От маленькой искусственной бухточки, прорытой у берега, где прятались прогулочные суденышки, до беседок в форме колыбелей, увитых виноградными лозами, откуда долетало пение свирелей и арф, все здесь проникнуто довольством и гармонией. Свобода. Богатство. У него есть все, чтобы быть счастливым. Но счастья нет.

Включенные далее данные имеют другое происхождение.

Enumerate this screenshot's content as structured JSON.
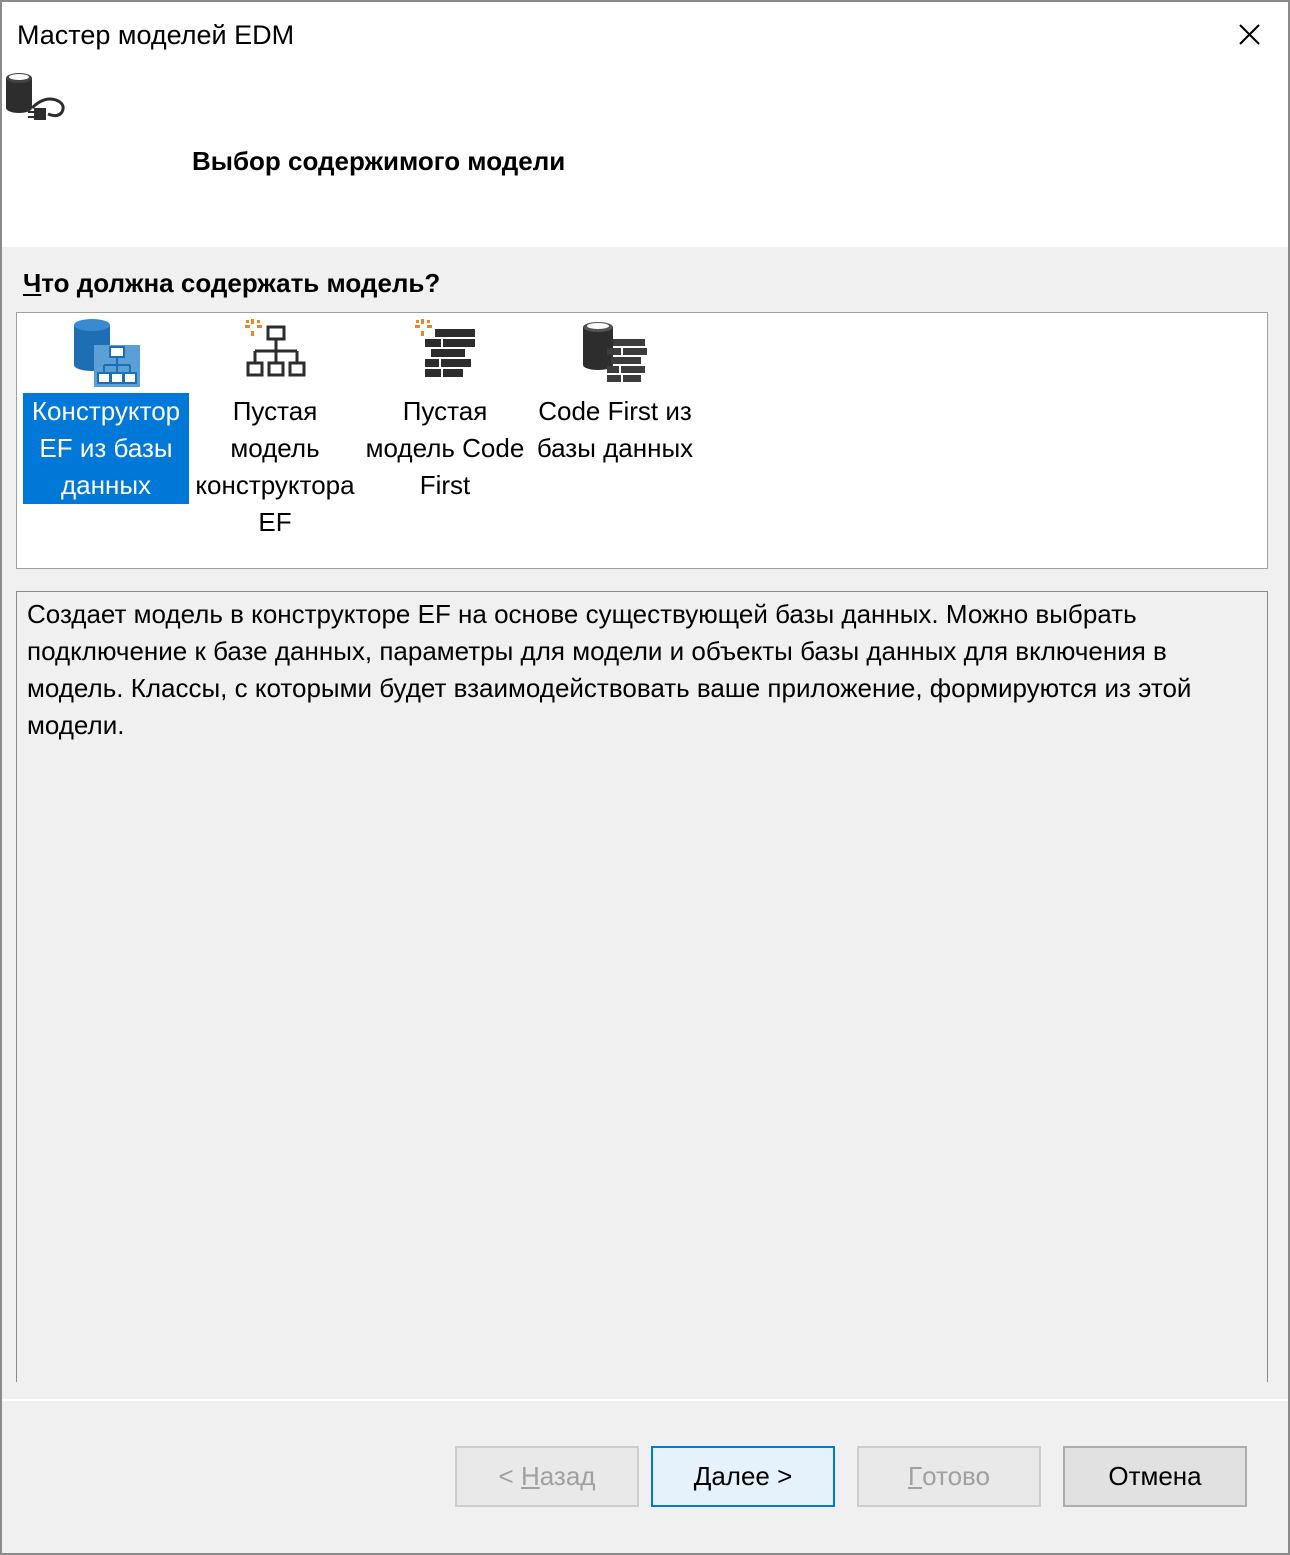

Когда девять месяцев тому назад он сошел с борта «Изиды», его поначалу охватила полнейшая растерянность. Свой вклад он получил, как можно скорее, с Марком расплатился, купил этот дом. А дальше — огромная пустота. Что ему делать со своей жизнью? День за нем расточать свой капитал? Для этого он слишком дорого ему обошелся. Пустить по примеру Карпофора деньги в рост?
Но зачем, ради кого?
Были две женщины, во имя которых стоило бороться. Одна теперь мертва. Что до второй, воспоминание о ней обжигало его, как потаенная рана, которая не хочет заживать. Марсия... Ему столько всего хотелось ей сказать! Ночи напролет протекали во власти ее образа. Никогда бы не поверил, что эти узы окажутся такими крепкими, абсолютно неразрывными... Безумие! Полнейший бред! Все равно, что вздыхать по Артемиде или Гере. Одной лишь Флавии, быть может, удалось бы изгнать этот призрак. Кто знает, возможно даже, что, в конце концов, он бы на ней женился. Вместе они бы создали семью, домашний очаг.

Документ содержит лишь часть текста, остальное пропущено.